L’édition 2024 de la Fête Nationale de l’Arbre se tient dans un contexte où, depuis le 26 juillet 2023, le Niger est passé d’une indépendance symbolique de façade, octroyée le 3 août 1960 à une indépendance véritable et réelle arrachée de haute lutte et en toute conscience. C’est pourquoi, tenant compte de l’avis général des Nigériens mobilisés depuis la date historique du 26 juillet 2023 autour des idéaux de souveraineté et de libre arbitrage sur tous les plans, il serait plus indiqué de célébrer le 3 août, Journée Nationale de l’Arbre, « JNA » autour d’un thème d’intérêt collectif sur le plan national et international.

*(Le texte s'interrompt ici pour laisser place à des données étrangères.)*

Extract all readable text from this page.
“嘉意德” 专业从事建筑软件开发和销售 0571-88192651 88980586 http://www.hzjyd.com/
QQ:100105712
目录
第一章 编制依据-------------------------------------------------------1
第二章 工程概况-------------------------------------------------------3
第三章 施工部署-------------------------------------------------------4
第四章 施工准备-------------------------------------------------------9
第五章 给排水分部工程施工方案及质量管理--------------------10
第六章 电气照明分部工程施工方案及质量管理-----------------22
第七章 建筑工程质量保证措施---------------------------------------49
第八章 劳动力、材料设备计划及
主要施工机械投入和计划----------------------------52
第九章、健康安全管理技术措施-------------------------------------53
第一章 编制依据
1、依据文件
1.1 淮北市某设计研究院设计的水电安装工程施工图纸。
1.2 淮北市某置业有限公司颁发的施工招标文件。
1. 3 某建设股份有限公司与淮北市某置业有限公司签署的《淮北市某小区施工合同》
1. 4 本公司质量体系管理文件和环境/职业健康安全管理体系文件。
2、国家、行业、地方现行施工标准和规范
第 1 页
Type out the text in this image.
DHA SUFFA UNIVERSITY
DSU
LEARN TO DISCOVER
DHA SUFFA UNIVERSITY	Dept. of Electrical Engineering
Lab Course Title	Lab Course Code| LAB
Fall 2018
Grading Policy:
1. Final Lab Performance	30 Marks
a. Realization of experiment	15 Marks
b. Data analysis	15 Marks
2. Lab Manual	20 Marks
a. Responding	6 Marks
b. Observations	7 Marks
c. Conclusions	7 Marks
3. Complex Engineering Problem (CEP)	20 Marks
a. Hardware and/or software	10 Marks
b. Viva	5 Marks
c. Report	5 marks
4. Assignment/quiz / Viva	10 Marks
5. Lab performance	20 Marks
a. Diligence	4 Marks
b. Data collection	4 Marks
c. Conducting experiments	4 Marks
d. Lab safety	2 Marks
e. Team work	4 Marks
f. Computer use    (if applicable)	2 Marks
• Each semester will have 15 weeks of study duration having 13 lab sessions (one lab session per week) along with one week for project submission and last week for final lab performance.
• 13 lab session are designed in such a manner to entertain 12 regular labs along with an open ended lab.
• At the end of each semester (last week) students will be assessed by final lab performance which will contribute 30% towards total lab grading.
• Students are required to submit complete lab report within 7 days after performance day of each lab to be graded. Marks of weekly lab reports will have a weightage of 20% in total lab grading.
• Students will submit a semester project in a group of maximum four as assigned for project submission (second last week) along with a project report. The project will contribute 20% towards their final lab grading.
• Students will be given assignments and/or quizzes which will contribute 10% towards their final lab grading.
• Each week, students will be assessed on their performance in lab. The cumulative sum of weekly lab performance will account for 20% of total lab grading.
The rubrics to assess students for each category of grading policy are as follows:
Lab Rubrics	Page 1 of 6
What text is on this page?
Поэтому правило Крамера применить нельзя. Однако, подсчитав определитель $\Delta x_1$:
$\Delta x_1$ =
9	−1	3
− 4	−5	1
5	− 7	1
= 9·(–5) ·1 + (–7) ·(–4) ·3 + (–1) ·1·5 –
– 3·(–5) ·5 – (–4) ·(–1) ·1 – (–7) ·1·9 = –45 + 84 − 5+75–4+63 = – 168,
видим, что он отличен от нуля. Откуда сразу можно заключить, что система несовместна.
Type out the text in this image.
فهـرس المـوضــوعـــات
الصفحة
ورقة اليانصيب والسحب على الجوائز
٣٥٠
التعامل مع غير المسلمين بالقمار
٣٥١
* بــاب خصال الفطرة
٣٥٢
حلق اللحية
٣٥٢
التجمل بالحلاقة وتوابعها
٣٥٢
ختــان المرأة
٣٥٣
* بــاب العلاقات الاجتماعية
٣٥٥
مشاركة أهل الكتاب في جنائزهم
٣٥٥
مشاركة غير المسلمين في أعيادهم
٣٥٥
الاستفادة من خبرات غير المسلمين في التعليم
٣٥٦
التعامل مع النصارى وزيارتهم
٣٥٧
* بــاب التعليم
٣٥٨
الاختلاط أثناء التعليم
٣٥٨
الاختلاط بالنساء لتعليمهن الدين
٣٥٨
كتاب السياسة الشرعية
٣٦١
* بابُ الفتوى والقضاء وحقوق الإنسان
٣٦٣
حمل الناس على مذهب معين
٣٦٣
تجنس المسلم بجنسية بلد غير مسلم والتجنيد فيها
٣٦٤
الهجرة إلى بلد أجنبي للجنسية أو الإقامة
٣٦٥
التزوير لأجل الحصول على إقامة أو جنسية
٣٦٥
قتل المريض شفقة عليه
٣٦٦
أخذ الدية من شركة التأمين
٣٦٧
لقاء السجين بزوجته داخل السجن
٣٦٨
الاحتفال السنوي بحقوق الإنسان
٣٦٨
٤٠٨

Pour cette première édition, le thème proposé est « la Grande Muraille Verte au Niger. Passons à l’action». L’institutionnalisation de cette journée et le choix de ce thème marquent également la volonté affichée des autorités de la transition aux trois conventions « Poste-RIO » : lutte contre la désertification, la diversité biologique et le changement climatique. Il concourt aussi à l’accélération de la mise en œuvre de la Grande Muraille Verte au Niger. Il faut rappeler que l’Initiative Grande muraille Verte pour le Sahara et le Sahel (IGMV/SS) est née au Burkina Faso en 2005 lors d’un sommet des chefs d’Etat et de Gouvernement de la CENSAD sur la lutte contre la désertification. L’IGMV/SS est adoptée en 2010 au Tchad lors d’un sommet similaire par les 11 pays concernés dont trois de l’AES. Le choix de ce thème permet non seulement de contribuer aux efforts de reverdissement de cet espace, à la création d’emploi, mais également à la séquestration de carbone, un intérêt planétaire pour la contribution au contrôle du réchauffement climatique.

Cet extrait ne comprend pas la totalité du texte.